Welcome, General Motors, to the Twentieth Century.
Really well written article on a beautiful engine. If only the car it is installed in was as beautiful.
Seven oil pumps, what could go wrong there? Hmmm. If one or more gets plugged or inoperative, is it kaboom time?
If you’re running basically a dry sump system, why do you need an eight quart reservoir?
Cooling! Remember that oil still does over 50% of engine cooling. Oil pumps are very reliable, if one gets plugged it’s because the owner didn’t maintain their expensive car properly. It ain’t a chevy astrovan!
Probably to ensure a large, ready supply of cool oil; such large capacities are not uncommon in all-out performance engines, from what I have read.
In the ’80s I served as a military advisor in the Middle East and Sub-Saharan Africa, had an apartment in Riyadh, KSA. A friend owned a Ferrari 400i, a V12 sort of gentleman’s express coupe with a GM TH400. The engine, as I recall, required 22 qts of oil (good oil, ala Shell Helix or Mobil 1) and carried 2 full sized oil filters in the engine’s V. It also had a Chevy Vega radiator sized oil cooler. In the blistering Saudi summer heat, a/c full blast and travelling +/-140mph Riyadh-Jedda-Riyadh the somewhat blah white 400i never came close to max temp, much less overheat. We were in our 20s, and used it hard, never a cooling problem. Sweet car, I wish I had bought it and brought it home. Lovely sound when prodded.
Only one of those pumps is critical for engine survival and I’d gamble it’s the highest pressure, most durable one in the assembly.
Cooling, as the commenter below mentions and the oil tank also removes the air from the oil.
Certainly one of the best descriptive and informative articles I’ve ever read about engines.

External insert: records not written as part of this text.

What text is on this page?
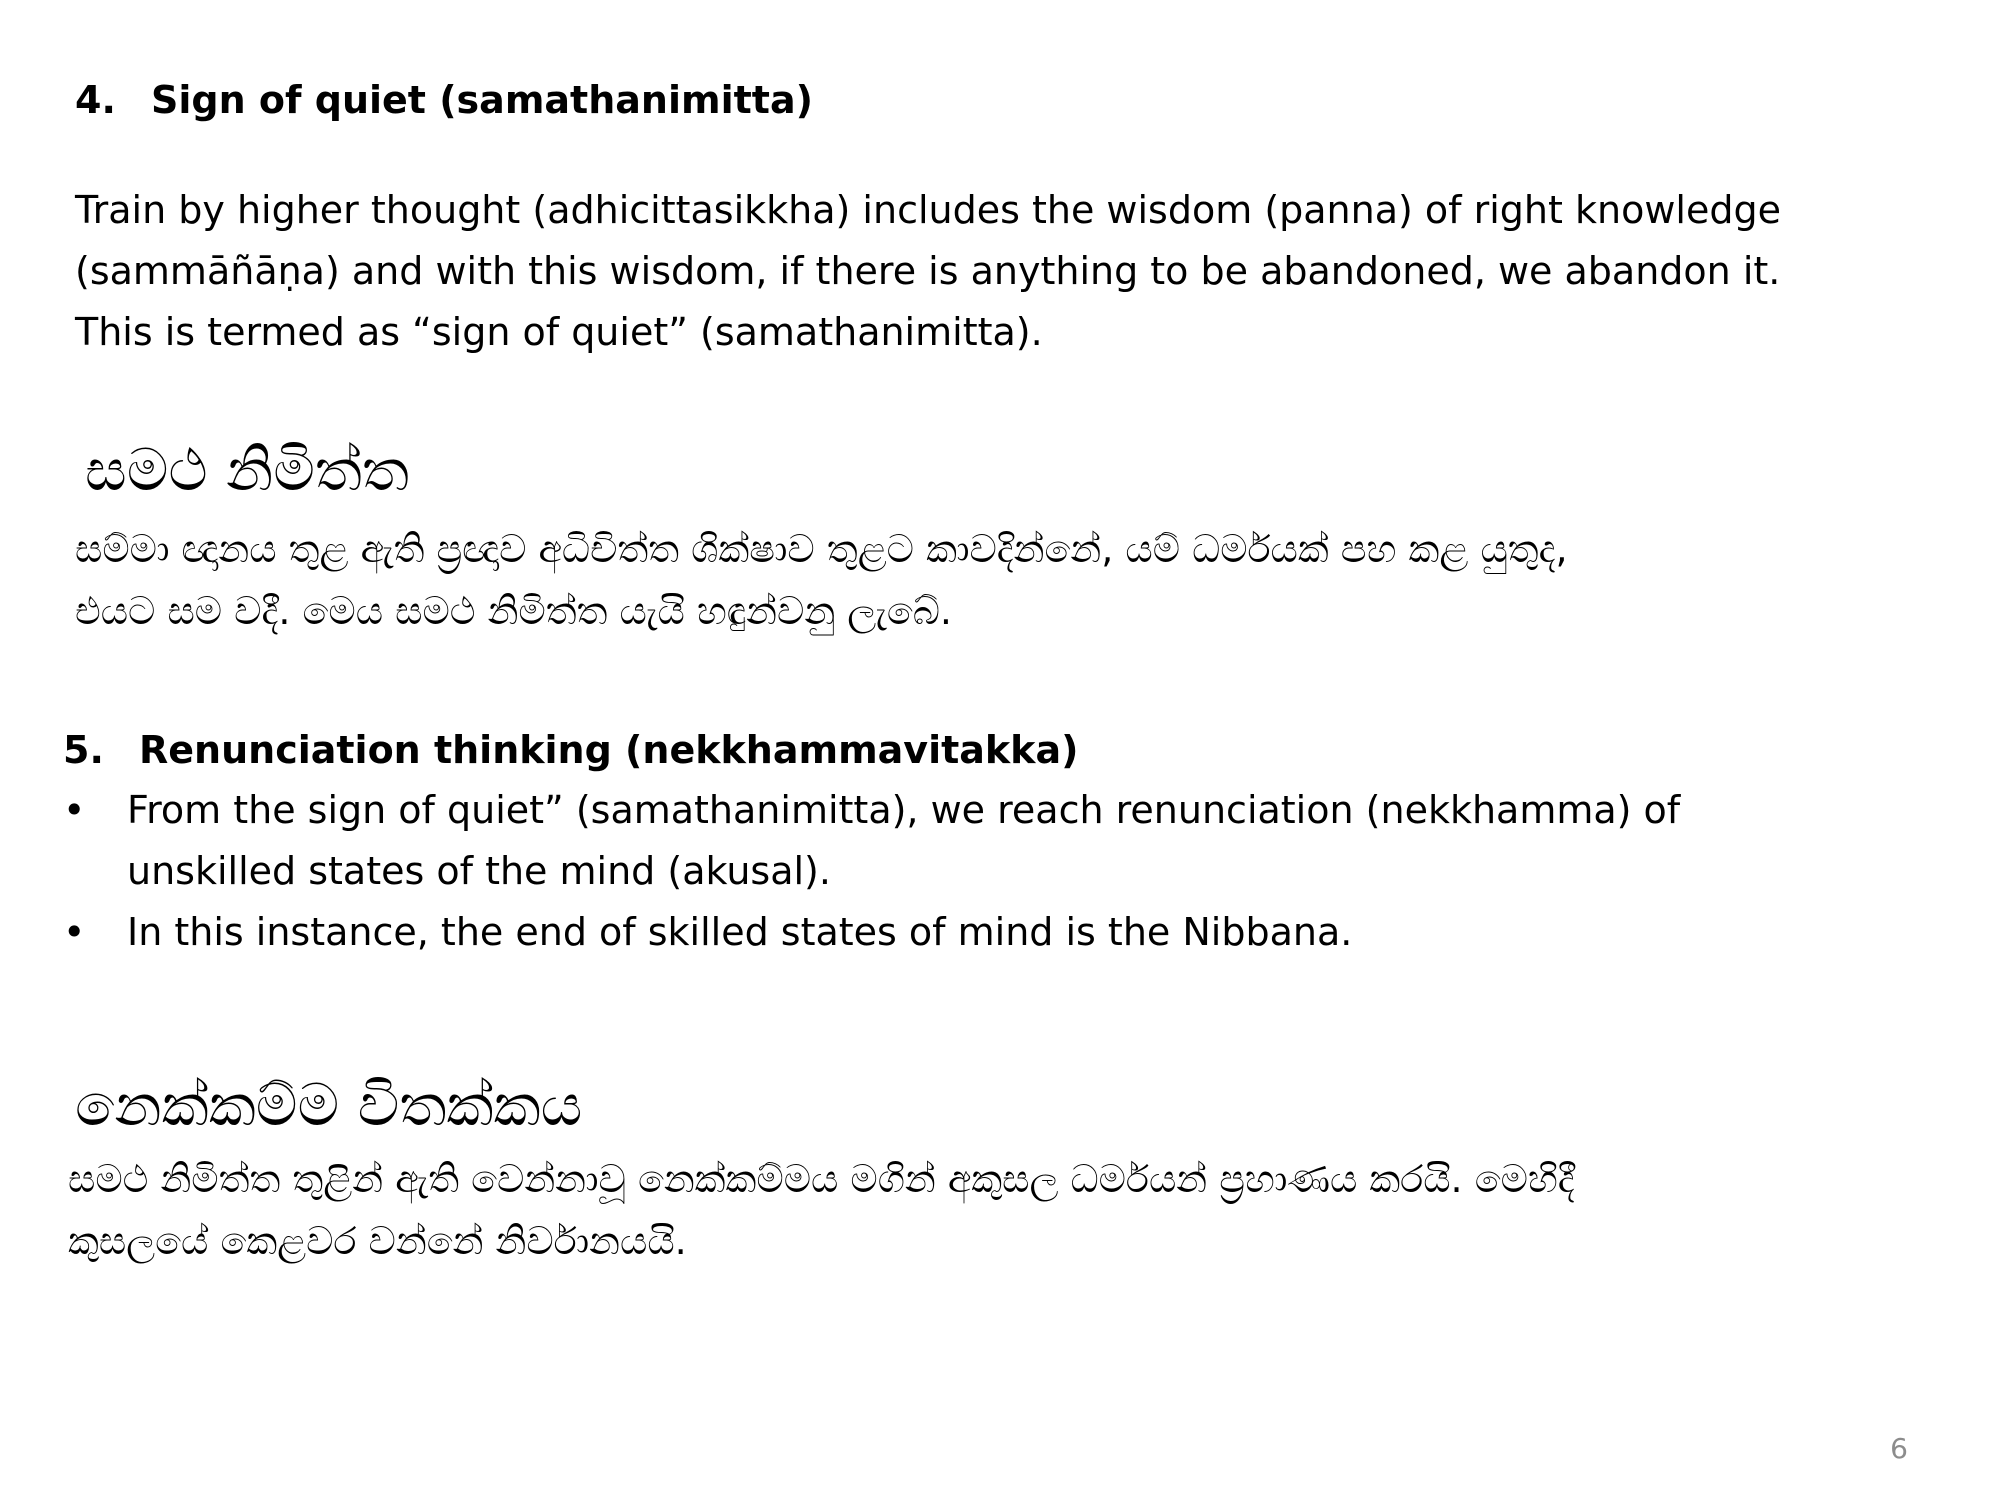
4. Sign of quiet (samathanimitta)
Train by higher thought (adhicittasikkha) includes the wisdom (panna) of right knowledge
(sammāñāṇa) and with this wisdom, if there is anything to be abandoned, we abandon it.
This is termed as “sign of quiet” (samathanimitta).
සමථ නිමිත්ත
සම්මා ඥානය තුළ ඇති ප්‍රඥාව අධිචිත්ත ශික්ෂාව තුළට කාවදින්නේ, යම් ධර්මයක් පහ කළ යුතුද,
එයට සම වදී. මෙය සමථ නිමිත්ත යැයි හඳුන්වනු ලැබේ.
5. Renunciation thinking (nekkhammavitakka)
•	From the sign of quiet” (samathanimitta), we reach renunciation (nekkhamma) of
unskilled states of the mind (akusal).
•	In this instance, the end of skilled states of mind is the Nibbana.
නෙක්කම්ම විතක්කය
සමථ නිමිත්ත තුළින් ඇති වෙන්නාවූ නෙක්කම්මය මගින් අකුසල ධර්මයන් ප්‍රහාණය කරයි. මෙහිදී
කුසලයේ කෙළවර වන්නේ නිර්වානයයි.
6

I would love to put the air-asperated in my C-5 can I buy one? And what type of rear end would I need, My corvette just has 350 horses under the hood.
I’d love to see that but I’m not sure you could see over this engine. It’s a whole bunch taller than the pushrod engine. I have not heard if GM plans to sell this as a crate engine, but I’d wager it’s a strong possibility.
Thanks for the article, it helped me understand the difference between natural and boosted.
Anybody seen Z06 motor fail in 52 miles on YouTube ? Would like to hear what happened
I love he meme showing a full coal train.
“Oh look, another load of electric car fuel!”
An amazing engine. I do have some concerns about GM reliability with this motor though. Time will tell.
Excellent Commentary regarding internal components and their interaction with each other regarding “boosting” very informative, wish these design options had been available in 1978! What a disservice to vettes during the 70’s, anemic regarding HP comes to mind!
Engineering (and metallurgy) have made HUGE strides since 1978.
Great article about an incredible piece of engineering. Is that a single row timing chain? Yikes. Is your chevy tech up for the challenge if this motor? Will the dealer invest in the training of their techs?
Dealer techs won’t be doing any serious work on these engines, failures will be replaced and the cores returned for post mortem.
So is there now finally a “replacement for displacement”?